Embryos: first clinical trial
Geron Corporation, the leader company in research on embryonic stem cells, had to test this summer the GRNOPC1, an embryonic stem cell–based product to treat spinal cord lesions, on 8 to 10 patients who recently developed paraplegia. The treatment, given within the fifteen days following the lesion, should allow regenerating the myelin sheath.
Suspended by FDA
But the Food and Drug Administration (FDA) suspended the authorisation. It would seem that the experiments have been postponed to an ulterior date and not already specified in order to previously perform new tests on animals: Geron performed 24 studies, conducted separately on mice and rats but problems seem to persist related to the very nature of embryonic stem cells, in particular a trend to induce tumours and deregulations of the immune system. For Evan Snyder, neuroscientist heading the stem cell research centre at Burnham Institute for medical research in San Diego, “the preclinical data themselves do not justify the clinical trials“. Moreover we note that sampling embryonic stem cells causes the embryo death and presents consequently numerous problems.
iPS cells and adult cells
On the other hand, the studies on iPS cells and on adult stem cells show positive advances. These techniques, that some people call as “alternatives” to embryonic stem cells, letting think that the research on embryo would be the standard in the matter, open up very encouraging outlooks of research and without being subject to any ethical reserve.

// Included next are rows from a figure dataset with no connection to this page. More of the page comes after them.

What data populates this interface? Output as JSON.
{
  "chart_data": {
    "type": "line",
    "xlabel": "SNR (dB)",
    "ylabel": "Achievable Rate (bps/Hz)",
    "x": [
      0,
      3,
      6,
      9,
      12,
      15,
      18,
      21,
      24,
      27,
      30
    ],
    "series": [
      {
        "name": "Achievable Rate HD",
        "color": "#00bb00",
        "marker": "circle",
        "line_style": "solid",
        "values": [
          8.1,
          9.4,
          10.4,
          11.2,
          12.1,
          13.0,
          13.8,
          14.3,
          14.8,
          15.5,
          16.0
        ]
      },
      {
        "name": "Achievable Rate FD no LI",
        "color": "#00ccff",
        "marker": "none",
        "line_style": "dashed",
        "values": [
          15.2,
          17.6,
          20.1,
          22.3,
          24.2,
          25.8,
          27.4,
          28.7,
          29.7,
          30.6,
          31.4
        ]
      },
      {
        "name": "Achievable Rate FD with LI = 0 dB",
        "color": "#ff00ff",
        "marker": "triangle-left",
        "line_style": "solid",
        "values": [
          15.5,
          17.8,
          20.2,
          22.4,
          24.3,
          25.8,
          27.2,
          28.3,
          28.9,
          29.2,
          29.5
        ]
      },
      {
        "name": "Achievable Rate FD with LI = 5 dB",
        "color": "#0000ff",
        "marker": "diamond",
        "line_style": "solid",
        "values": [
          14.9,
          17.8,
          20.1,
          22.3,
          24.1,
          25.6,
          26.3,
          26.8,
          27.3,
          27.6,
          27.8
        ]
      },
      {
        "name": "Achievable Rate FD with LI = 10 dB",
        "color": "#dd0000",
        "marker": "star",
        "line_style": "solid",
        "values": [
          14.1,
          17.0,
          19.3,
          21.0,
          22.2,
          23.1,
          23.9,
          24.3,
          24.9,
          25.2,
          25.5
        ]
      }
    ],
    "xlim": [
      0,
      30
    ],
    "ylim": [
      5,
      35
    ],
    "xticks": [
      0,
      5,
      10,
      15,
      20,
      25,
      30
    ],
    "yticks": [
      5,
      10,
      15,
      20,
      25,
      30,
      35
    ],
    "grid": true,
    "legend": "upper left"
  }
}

This way, researchers discovered a mean to improve the cell reprogramming. They realized that the p53 tumour suppressor gene, called guardian of the genome, plays the role not only to stop dead the cells becoming carcinogenic, but also to raise a barrier to the reprogramming of adult cells into stem cells. This would explain why few adult cells convert into iPS cells during the renewal performed by scientists: two reprogramming factors employed are in fact oncogenic (Kif4 and c-Myc) which could induce cancer, they activate the p53 gene which also blocks reprogramming. By activating the p53 gene, this way it would be possible to obtain a cell reprogramming 10 times more efficient, without resorting to oncogenic stimulants. iPS cells obtained by this mean permitted to give birth to healthy mice, capable to reproduce. However, the p53 gene being a “guardian of chromosome stability“, its manipulation with therapeutic purpose must be performed “with care“, specifies Konrad Hochedlinger (Boston, USA) who participated in the works with two Spanish teams.

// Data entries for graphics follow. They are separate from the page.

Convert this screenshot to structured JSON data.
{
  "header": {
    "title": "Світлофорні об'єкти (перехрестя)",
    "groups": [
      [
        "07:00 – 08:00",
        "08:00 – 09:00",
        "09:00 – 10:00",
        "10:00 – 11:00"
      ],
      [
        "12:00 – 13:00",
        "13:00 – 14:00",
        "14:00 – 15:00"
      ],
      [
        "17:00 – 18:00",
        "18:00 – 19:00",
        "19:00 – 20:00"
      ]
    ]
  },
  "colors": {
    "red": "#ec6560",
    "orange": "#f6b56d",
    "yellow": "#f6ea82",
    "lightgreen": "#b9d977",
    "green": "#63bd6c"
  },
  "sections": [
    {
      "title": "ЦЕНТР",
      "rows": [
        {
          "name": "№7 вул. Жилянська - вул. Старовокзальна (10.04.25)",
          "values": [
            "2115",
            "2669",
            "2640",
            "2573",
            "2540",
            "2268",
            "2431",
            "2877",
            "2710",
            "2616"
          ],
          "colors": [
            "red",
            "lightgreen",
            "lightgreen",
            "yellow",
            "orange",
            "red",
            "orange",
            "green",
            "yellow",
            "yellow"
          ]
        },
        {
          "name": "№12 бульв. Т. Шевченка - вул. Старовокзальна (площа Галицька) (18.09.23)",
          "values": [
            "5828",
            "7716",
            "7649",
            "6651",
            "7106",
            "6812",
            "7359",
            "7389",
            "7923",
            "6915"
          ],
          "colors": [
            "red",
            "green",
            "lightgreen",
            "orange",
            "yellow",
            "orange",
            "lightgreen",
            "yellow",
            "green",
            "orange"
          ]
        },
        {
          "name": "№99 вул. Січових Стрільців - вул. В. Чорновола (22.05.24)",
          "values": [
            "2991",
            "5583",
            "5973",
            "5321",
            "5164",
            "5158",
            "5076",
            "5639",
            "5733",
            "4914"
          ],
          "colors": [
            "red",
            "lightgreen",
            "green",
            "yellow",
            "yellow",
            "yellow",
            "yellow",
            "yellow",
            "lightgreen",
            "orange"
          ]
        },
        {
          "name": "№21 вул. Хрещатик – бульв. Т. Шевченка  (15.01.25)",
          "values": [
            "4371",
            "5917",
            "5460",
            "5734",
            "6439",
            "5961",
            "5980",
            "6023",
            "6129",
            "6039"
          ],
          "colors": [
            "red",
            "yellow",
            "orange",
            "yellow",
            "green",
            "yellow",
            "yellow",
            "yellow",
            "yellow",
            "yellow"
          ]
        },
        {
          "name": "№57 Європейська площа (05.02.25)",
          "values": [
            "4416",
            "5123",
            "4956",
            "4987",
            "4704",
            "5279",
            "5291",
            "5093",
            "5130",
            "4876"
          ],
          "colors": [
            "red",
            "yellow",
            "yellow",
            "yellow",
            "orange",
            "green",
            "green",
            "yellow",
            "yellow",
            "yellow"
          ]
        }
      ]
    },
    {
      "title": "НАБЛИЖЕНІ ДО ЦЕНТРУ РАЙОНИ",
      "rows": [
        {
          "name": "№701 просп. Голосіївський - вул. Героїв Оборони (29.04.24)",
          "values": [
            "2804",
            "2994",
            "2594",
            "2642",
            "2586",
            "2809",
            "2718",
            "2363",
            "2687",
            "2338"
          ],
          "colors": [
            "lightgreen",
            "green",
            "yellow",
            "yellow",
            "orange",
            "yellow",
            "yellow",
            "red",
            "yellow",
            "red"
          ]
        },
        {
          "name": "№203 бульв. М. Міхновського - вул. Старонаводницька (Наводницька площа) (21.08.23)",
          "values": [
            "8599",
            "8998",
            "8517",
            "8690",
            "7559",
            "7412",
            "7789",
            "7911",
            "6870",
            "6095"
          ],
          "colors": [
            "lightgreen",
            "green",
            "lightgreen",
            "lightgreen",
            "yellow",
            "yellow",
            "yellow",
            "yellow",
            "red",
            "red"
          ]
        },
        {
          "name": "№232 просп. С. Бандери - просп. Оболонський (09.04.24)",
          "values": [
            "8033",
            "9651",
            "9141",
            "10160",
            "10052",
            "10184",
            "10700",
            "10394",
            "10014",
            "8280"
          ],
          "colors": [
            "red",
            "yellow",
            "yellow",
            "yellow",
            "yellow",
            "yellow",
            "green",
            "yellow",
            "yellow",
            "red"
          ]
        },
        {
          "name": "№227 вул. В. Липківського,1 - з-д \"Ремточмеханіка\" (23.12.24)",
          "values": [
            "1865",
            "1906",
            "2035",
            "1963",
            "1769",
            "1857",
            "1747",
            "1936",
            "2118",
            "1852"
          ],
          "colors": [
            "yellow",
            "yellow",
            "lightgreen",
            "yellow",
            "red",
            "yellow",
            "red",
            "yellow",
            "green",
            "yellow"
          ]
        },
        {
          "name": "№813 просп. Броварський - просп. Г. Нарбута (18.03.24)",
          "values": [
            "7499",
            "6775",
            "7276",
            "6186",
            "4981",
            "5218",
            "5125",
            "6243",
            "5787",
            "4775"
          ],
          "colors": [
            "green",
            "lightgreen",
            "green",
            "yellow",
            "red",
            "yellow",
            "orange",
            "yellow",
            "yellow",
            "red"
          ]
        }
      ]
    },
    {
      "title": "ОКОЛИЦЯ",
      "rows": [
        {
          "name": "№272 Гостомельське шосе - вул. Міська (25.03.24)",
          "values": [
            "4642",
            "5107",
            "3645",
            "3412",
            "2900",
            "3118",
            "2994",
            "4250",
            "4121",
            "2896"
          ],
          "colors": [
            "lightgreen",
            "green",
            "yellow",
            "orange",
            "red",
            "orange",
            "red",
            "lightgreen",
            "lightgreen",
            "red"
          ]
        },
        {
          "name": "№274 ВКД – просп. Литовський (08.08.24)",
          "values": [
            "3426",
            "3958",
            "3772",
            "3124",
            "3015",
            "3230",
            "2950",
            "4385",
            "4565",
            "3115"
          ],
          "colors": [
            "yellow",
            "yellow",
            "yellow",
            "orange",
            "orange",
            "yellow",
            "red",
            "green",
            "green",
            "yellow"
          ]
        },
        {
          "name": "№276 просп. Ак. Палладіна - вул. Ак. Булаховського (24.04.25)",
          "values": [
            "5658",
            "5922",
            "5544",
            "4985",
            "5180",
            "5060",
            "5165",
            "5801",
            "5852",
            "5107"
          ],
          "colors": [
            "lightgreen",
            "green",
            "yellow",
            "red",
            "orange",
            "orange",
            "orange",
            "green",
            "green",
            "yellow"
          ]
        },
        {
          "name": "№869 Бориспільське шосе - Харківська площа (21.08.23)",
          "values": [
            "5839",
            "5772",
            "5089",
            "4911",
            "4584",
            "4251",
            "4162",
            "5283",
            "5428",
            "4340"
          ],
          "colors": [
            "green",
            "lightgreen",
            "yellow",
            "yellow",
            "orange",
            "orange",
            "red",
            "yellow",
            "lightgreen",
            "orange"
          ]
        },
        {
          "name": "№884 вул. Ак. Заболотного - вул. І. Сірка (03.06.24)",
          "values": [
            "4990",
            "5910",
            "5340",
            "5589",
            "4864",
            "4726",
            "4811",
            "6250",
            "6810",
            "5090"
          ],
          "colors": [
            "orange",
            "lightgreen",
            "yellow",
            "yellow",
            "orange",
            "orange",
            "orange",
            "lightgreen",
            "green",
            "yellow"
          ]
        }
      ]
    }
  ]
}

In the field of research on adult stem cells, Kinarm Ko and Hans Schöler’s teams, from Max Planck Institute for molecular biomedicine (Munster), succeeded in converting cells from mouse testicles into pluripotent stem cells only by modifying their culture conditions. Placed into a container which lets them more space, the cells by themselves put into culture returned to the embryonic state.
Moreover, David Gamm’s teams, from the University of Wisconsin-Madison, succeeded in create different types of retina cells from two types of skin steam cells. Finally, American researchers of the Mayo Clinic (Rochester) succeeded in restore within four weeks the function and the structure of the heart of mice which suffered infarct by implanting directly iPS cells into the cardiac muscle. Up to now, animal models benefited from this technique for Parkinson’s disease, sickle-cell anaemia and haemophilia A.